Si la crise sanitaire et la période de confinement ont globalement été un électrochoc pour tout le monde, un regard dans le rétroviseur permet d’observer aussi des aspects positifs à cette période singulière. A Montpellier, la résidence d’habitat participatif Mas Cobado, dans le quartier des Grisettes, a démontré les vertus d’un tel mode de vie. Confinés ensemble, les habitants ont brisé la solitude au profit de la solidarité. Reportage.
Cécile Chaigneau
A Montpellier, dans le quartier des Grisettes, les habitants de la résidence d'habitat participatif Mas Cobado témoignent de leur expérience du confinement, seuls et ensemble à la fois.
A Montpellier, dans le quartier des Grisettes, les habitants de la résidence d'habitat participatif Mas Cobado témoignent de leur expérience du confinement, seuls et ensemble à la fois. (Crédits : Cécile Chaigneau)

En plein cœur de la résidence du Mas Cobado, au milieu d'un espace verdoyant, une table et des chaises témoignent de la tenue régulière de voisinades conviviales. Si on se trouve dans un quartier nouvellement sorti de terre à Montpellier (le quartier des Grisettes), non loin d'une ligne de tramway, on n'est pas, pourtant, au sein d'une résidence ordinaire...

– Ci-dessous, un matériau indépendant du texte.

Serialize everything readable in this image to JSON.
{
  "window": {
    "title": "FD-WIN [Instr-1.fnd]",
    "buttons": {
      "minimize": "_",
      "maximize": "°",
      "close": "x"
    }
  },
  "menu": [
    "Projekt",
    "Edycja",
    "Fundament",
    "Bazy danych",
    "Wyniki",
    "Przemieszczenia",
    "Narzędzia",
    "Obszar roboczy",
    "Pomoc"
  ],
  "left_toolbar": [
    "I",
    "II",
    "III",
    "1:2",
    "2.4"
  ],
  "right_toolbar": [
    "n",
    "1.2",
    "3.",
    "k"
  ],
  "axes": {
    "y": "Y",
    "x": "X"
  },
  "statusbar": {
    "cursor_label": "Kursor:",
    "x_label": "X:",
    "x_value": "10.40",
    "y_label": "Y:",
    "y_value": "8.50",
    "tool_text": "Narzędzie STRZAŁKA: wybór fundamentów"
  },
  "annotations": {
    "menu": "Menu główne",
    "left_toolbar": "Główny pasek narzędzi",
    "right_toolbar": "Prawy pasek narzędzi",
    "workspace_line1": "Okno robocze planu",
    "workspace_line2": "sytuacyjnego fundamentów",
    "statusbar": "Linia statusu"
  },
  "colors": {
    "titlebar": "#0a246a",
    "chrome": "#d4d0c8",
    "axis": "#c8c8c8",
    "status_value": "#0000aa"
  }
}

Le Mas Cobado est le premier gros projet d'habitat participatif sorti de terre à Montpellier. Depuis 2016, une cinquantaine de personnes occupent les 23 logements dessinés et aménagés ensemble. Ici, l'aînée a 82 ans, la plus jeune, 6 ans. Toutes se sont retrouvées confinées ensemble, une expérience que Frédéric Jozon, l'un des habitants du Mas Cobado, qualifie de « découverte ».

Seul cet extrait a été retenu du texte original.